Sucker Punch co-founder talks about the trials and tribulations of a Sony exclusive...

Earlier this month inFamous 2 was revealed as the latest game in the Sony exclusive arsenal to adopt the play, create, share mantra made popular by LittleBigPlanet.

New community features give players the opportunity to create their very own inFamous 2 missions with what's looking to be an impressive amount of customisation options and have them uploaded into the open game worlds of fellow heroes and villains everywhere.

If you're the kind of person that leans towards destruction rather than creation, don't worry (about the game at least) studio Sucker Punch is well away that it's first job is to up the spectacle and all round awesome that Cole brings to the table for the sequel.


We sat down with Sucker Punch co-founder and inFamous 2 producer Brian Fleming to talk about all of these new features, the inFamous 2 beta and more.

So what have you got for us today and what's on show since the last time we saw inFamous 2?

What we're showing here is two early missions and then a medium mission. We produced this as a way to get people who've never experienced inFamous equipped with it.

The first mission is in the swamps, it's teaching you the basics of controls. It's really designed as an introduction to what inFamous 2 is and you can certainly experiment with a lot of the new features; melee is here, you get a sense of the new environment - New Marais.
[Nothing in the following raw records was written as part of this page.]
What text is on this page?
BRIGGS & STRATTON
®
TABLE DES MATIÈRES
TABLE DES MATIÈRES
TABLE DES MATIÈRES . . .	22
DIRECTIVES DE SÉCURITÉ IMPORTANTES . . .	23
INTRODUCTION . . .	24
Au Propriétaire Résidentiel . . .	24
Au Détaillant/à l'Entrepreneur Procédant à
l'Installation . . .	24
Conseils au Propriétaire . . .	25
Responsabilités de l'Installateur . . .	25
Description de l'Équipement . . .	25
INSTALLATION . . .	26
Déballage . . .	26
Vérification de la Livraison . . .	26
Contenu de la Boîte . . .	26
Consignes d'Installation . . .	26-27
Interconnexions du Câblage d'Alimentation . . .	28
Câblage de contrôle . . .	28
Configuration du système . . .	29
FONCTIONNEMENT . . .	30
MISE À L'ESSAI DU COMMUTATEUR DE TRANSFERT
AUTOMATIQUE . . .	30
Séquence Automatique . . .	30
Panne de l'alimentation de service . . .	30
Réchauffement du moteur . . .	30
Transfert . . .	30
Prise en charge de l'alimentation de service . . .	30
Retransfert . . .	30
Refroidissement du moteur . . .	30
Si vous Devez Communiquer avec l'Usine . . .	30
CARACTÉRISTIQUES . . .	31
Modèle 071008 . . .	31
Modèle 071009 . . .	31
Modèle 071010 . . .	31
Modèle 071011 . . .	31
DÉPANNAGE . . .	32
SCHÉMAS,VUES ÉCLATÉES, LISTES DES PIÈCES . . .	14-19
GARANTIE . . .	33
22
You get a sense for the new presentation that we're doing with cutscenes and the way we're improving our story-telling.

This is the beginning and then you get a chance to see what we consider a medium-sized enemy. We also have the behemoth; a six-storey tall monster that smashes through the city. That's another part of the inFamous 2 story; really playing with scale both in terms of your powers and your enemies. We wanted to take both of those and go beyond a guy who's two meters tall with a pistol and go to the level of presentation and experience that you might see in a modern superhero movie.

We felt like we had a really good foundation but we didn't have that sense of scope and epic presentation and that's what we've really been trying to achieve with inFamous 2. It's really been a driving goal, with many of the underlying changes, that sense of scale.

That seems to be coming about doesn't it? Developers seem to be looking for spectacle and movie quality cinematics...

We always use the word 'presentation'. The basics of play control are vitally important to us. I hope we never release a game that you as a member of the press will say "You know, the controls just aren't very good, it feels loose, the frame-rate's crap." Those basics are the reason we love games so we want to get that right.


But, for us, the real step that we felt was missing was that especially in this genre - this is trying to be a modern superhero experience - we have to reach that level of presentation where there's polish on all aspects of it.

The effects have to be right, the camera angles have to be right, the sounds have to be right, the lighting has to be right; you really need to get everything right. This is our attempt to step into that fray and really give people this whole experience instead of just like, "Well it's got some new mechanics."

We were talking to Rocksteady, the Batman: Arkham City developers, recently and they were talking about the difficulty that comes in allowing the freedom of an open-world but still maintaining a strong sense of narrative, structure and pacing etc.